As for the nutrient needs of the elderly woman, studies have shown that the quantity of nutritious food is voluntarily reduced as they become older. If the diet is also less nutritionally dense, then a problem arises. It is true that, at this time in life, energy needs are lower because of the decrease in metabolic rate and physical activity. Although less consumption of food is needed to maintain body weight it is still very important eat a variety of foods that are nutrient dense. Foods high in sugar, fat, or alcohol should be used in moderation due to their low nutritional value. Because of the lower energy needs protein-containing foods should be of high quality. For example, choose low fat protein-rich foods such as lean meats, poultry, fish, non-fat milk and low-fat cottage cheese. Foods that are high in fat should be limited since fat carries more that twice the calories per gram of protein and carbohydrate. Fat consumed should be more in the form of monounsaturated and polyunsaturated fat that provides essential fatty acids. Saturated fat should be limited. It is also important to consume enough carbohydrate to protect from protein being used as energy. Carbohydrates such as vegetables, whole grains and fruits are high in fiber and essential vitamins and minerals. Because of the higher risk for dehydration water should be 6 to 8 cups per day. Some older adults restrict their intake to limit trips to the bathroom. This practice should be avoided because of the risk of dehydration. Thirst cannot be relied upon because this sensation may not be noticed or just ignored.

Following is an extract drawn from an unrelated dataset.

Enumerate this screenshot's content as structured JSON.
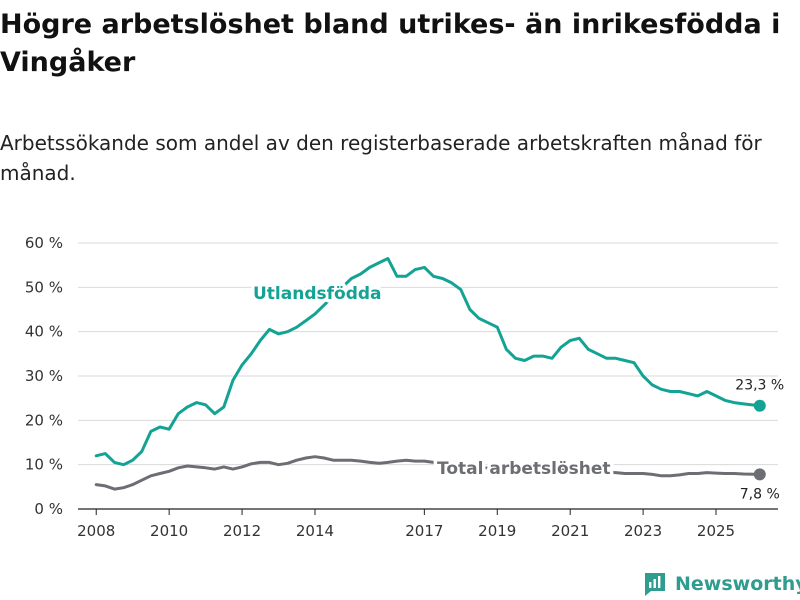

Finally, the subject of drug-nutrient interactions should be addressed. Older adults are users of over-the-counter and prescription medications. These drugs may contribute to the longevity of life but may also contribute to a compromise in nutritional status. These drugs may alter food intake by depressing or stimulating the appetite. They may also reduce the absorption of nutrients from foods. Others may alter the metabolism and excretion of nutrients. For these reasons, drugs and their reactions should be considered carefully in the diet. A personal physician should be consulted and all drugs taken should be monitored closely. Remember that over the counter drugs can interfere with nutritional status just as prescriptions drugs. Remember to consult a physician and keep them informed of all drugs taken.